Мэри-Энн нашла себя в кулинарии. Да-да, мадам актриса уже два года как сделала открытие, которое изрядно перевернуло всю местную кулинарию! Практически случайно. И сегодня — как обычно по утрам — она проводила время на своей кухне…
Не слишком внимательный человек назвал бы это занятие «готовкой» и был бы формально прав, но только не те, кто хорошо знал ее и тот то ли сыр, то ли творог, который Мэри-Энн научила готовить остальных.
Продукт, о котором идет речь, очень слабо отличался от популярного в земной юго-восточной Азии «сыра тофу[16]». Сама изобретательница считала, что вкус ее продукта имел все шансы обмануть какого-нибудь китайца или японца, выросшего на земных соевых бобах, но дать попробовать ни одному из них пока не удалось, так что оставим наши догадки на времена более подходящие.
В целом — производство здешнего варианта сыра, как и на Земле, очень напоминало процесс его получения из обычного молока. Кроме того, что сначала растущие в изобилии в местных оазисах бобы, которые раньше шли на не слишком-то аппетитные каши, нужно было собрать, высушить, измельчить, а перед готовкой замочить, довести до нужной температуры, остудить, и в итоге получить нечто, похожее на молоко — белую, маслянистую суспензию.

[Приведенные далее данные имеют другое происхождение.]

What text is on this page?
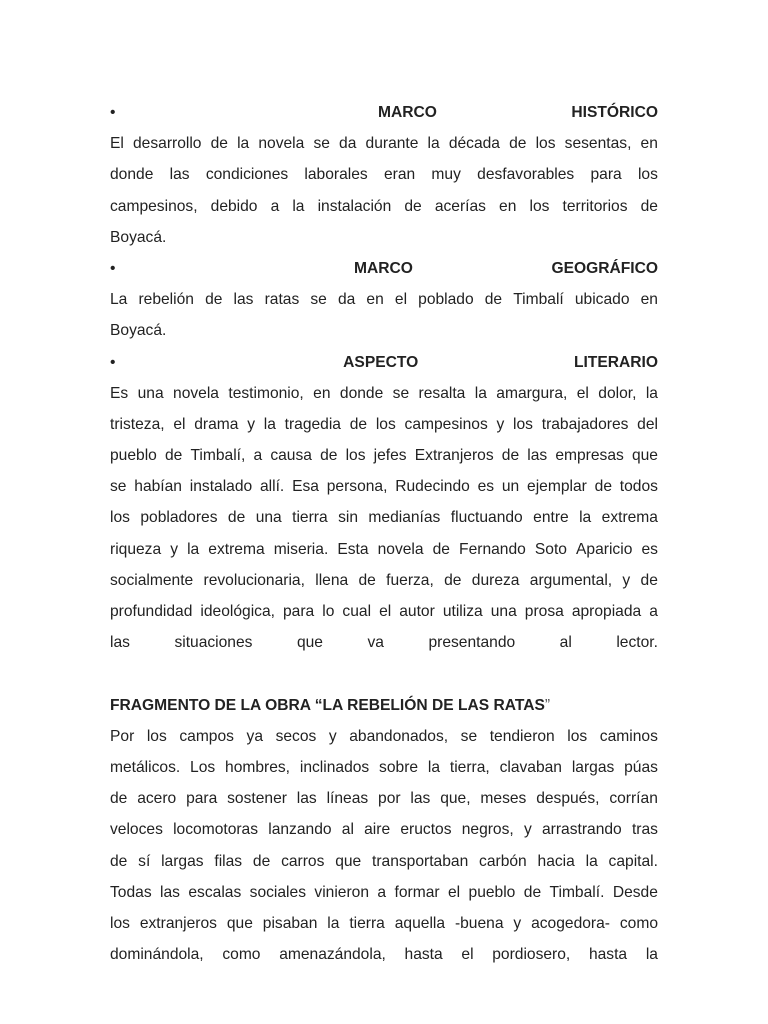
•	MARCO	HISTÓRICO
El desarrollo de la novela se da durante la década de los sesentas, en
donde las condiciones laborales eran muy desfavorables para los
campesinos, debido a la instalación de acerías en los territorios de
Boyacá.
•	MARCO	GEOGRÁFICO
La rebelión de las ratas se da en el poblado de Timbalí ubicado en
Boyacá.
•	ASPECTO	LITERARIO
Es una novela testimonio, en donde se resalta la amargura, el dolor, la
tristeza, el drama y la tragedia de los campesinos y los trabajadores del
pueblo de Timbalí, a causa de los jefes Extranjeros de las empresas que
se habían instalado allí. Esa persona, Rudecindo es un ejemplar de todos
los pobladores de una tierra sin medianías fluctuando entre la extrema
riqueza y la extrema miseria. Esta novela de Fernando Soto Aparicio es
socialmente revolucionaria, llena de fuerza, de dureza argumental, y de
profundidad ideológica, para lo cual el autor utiliza una prosa apropiada a
las	situaciones	que	va	presentando	al	lector.
FRAGMENTO DE LA OBRA “LA REBELIÓN DE LAS RATAS ”
Por los campos ya secos y abandonados, se tendieron los caminos
metálicos. Los hombres, inclinados sobre la tierra, clavaban largas púas
de acero para sostener las líneas por las que, meses después, corrían
veloces locomotoras lanzando al aire eructos negros, y arrastrando tras
de sí largas filas de carros que transportaban carbón hacia la capital.
Todas las escalas sociales vinieron a formar el pueblo de Timbalí. Desde
los extranjeros que pisaban la tierra aquella -buena y acogedora- como
dominándola, como amenazándola, hasta el pordiosero, hasta la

Во время последующего этапа приготовления, растительное молоко необходимо было заставить свернуться. В качестве активного вещества — коагулянта — Мэр-Энн использовала такой же «поддельный», как и все здесь, местный уксус. Субстанцию в процессе все время приходилось равномерно перемешивать, ну и в какой-то момент — раз! — и уже можно было прессовать в плотные брикеты, а потом и есть.
Чем менее плотная масса выходила в итоге, тем больше продукт напоминал на вкус творог. Чем более концентрированным делался продукт — и чем меньше в нем, соответственно, оставалось воды — тем больше он напоминал сыр.
Но лично для себя Мэри-Энн предпочитала варить так называемый «шелковый» сорт тофу: мягкий и очень-очень нежный на вкус. И сейчас — был самый важный момент в процессе, когда этап выключения огня ни за что нельзя было прозевать…
…Аккуратные, размеренные движения тонкой деревянной лопатки создавали вращение в огромной кастрюле, не позволяя тофу подгореть и, в то же время, оставляя возможность поддерживать температуру чуть повыше. Пригар испортил бы вкус, а снижение температуры — не позволило бы продукту достичь безупречной прожарки. Так что женщина сейчас и впрямь не готовила, она — священнодействовала!
Этот момент обожал Сир Родерик — глава местного ополчения, а по совместительству — и муж Мэри Энн. Его жена в такие моменты была настолько собрана и чувствительна, что он просто не способен был пропустить эти мгновения. Поэтому всякое утро, когда Мэри-Энн ставила большую кастрюлю на плиту, он уходил на работу в предвкушении, но к нужному моменту успевал раздать задания своим немногочисленным подчиненным и прибежать домой. Три раза в неделю мужчина старался убежать домой несмотря ни на что…
Злые женские языки болтали, что свой дом в собственность, а не в аренду, как почти все остальные горожане, Мэри-Энн получила за особые заслуги именно перед ним. Но мы не станем слушать этих завистливых особ! Они ведь и сами прекрасно помнили, что сначала «изобретательница» приучила соседей к сырам, а уже потом их пришел попробовать единственный в гарнизоне офицер не из нагов, и по итогам «проб» остался у нее жить.
Так что про «особые заслуги» не то чтоб неправда, просто — заведомо неверная последовательность событий.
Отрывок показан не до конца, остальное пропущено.